Verses 1–7
EZEKIEL - CHAPTER 6
JUDGMENT AGAINST THE MOUNTAINS OF
ISRAEL, v. 1-7
Verse 1 is an assertion by Ezekiel that "The Word of the Lord came to him," a claim to inspiration or Divine revelation of what he had to say and write, 2 Peter 1:21.
Verse 2 recounts the Lord’s addressing him again as the "son of man." As such the Lord directed him to set his face (like a flint) toward the mountains of Israel and prophesy against them. In chapters 4, 5 God’s judgments were chiefly against Jerusalem. But now Ezekiel is charged to direct them against the whole country and her political and religious leaders who had joined hands in setting up her idols in every high mountain to dishonor God and profane the land, Jeremiah 3:6-13; 1 Kings 13:2.

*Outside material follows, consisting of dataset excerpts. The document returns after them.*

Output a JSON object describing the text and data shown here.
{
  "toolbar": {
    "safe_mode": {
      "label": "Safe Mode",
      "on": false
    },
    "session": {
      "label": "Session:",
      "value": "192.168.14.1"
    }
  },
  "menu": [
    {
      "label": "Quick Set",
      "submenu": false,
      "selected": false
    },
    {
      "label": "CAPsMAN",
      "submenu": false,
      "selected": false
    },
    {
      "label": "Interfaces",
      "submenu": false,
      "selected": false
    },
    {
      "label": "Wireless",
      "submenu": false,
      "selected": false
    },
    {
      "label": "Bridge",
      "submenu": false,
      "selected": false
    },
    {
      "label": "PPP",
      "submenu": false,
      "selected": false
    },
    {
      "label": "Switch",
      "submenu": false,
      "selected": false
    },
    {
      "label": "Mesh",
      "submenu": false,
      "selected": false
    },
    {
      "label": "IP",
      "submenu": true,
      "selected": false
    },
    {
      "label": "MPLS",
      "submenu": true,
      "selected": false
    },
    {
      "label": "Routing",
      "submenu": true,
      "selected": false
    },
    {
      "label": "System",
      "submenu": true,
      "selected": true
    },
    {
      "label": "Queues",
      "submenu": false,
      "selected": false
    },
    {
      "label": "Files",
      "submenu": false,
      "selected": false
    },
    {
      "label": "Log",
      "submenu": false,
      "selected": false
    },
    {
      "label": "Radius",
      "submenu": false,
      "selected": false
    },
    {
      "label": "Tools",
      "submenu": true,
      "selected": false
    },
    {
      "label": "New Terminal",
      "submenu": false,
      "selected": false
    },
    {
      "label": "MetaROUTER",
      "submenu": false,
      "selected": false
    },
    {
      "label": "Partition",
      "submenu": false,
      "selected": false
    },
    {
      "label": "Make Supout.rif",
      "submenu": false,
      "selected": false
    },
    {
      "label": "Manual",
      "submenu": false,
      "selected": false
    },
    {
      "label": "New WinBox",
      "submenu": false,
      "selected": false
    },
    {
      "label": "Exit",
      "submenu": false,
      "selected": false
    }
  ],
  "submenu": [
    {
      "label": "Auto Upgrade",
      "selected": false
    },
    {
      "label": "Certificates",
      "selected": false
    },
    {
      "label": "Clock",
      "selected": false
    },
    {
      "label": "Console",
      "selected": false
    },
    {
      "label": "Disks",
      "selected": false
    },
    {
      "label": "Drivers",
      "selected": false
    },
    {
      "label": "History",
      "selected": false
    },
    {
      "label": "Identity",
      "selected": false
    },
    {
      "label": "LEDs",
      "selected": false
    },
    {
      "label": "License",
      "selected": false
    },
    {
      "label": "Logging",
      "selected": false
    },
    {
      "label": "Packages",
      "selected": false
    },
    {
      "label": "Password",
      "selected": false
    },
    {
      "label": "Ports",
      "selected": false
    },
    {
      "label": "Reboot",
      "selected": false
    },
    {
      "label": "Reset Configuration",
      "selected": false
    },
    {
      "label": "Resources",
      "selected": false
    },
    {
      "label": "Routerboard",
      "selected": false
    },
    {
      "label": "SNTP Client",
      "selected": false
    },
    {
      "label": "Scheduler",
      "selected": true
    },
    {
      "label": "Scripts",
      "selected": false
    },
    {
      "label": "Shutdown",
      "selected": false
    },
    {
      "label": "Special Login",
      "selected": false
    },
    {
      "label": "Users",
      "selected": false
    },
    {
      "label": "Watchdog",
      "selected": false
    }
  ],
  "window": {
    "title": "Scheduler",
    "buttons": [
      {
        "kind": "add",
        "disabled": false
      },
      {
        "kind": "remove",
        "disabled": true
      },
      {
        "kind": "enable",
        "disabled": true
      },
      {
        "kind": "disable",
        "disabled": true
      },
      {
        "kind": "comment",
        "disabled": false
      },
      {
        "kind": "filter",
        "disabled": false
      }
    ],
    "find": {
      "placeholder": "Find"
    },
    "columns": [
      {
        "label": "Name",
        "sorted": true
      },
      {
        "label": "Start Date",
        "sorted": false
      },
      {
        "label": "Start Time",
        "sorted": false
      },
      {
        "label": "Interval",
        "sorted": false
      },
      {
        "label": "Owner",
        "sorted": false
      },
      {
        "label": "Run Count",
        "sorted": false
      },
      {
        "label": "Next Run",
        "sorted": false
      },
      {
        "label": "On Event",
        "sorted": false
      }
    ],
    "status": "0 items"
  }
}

Verse 3 charges Ezekiel to call upon the mountains of Israel to hear or "give heed" to the word of the Lord God. He then declares that the word of warning from the Lord is that He purposes to destroy with the sword all the high places or centers of idol worship of Baal, Astarte, etc., as forewarned Leviticus 26:30.
Verse 4 further declares that altars and images upon the high hills and mountains would be made desolate or broken down and that their slain men would be cast down before their idols, their sun gods and other gods, to whom they had vainly fallen down, prayed, and offered vain offerings, Psalms 115:4-9. Their gods were blind, dead, and dead as dung, refuse-gods, that could not see, hear, speak, or help needful men.
Verse 5 advises that all their dead carcasses would be laid before their idols there to decompose, to rot, to pollute, before their helpless gods whom they had ignorantly, stupidly worshipped, with no fear of God before them, Proverbs 1:7. The Lord warned that He would scatter the bones of the carcasses of the slain idol worshipers around their idol altars, there to be picked by vultures and jackals, leaving their bones to be bleached by the burning sun, as a testimony of the vanity of falling down before idols, Exodus 20:5.
Verse 6 adds that in all of the cities or dwelling places in Israel, in every place idol altars had been built up, God would cause the altars, idols and high places of their locations to be laid desolate, by sword and by fire from their enemies. Such was to be done through all the land till the last of them was abolished and their high locations and objects of worship should be no more, Isaiah 40:18-20.
Verse 7 concludes this judgment upon the mountains, high places, altars, and idols of the land by focusing attention on the "slain of the land" who would flee to the altars, fall, and be slain there in vain; so all who beheld might know that the Lord was God, even as when Elijah was triumphant over the slain of Baal’s prophets, 1 Kings 18:36-40.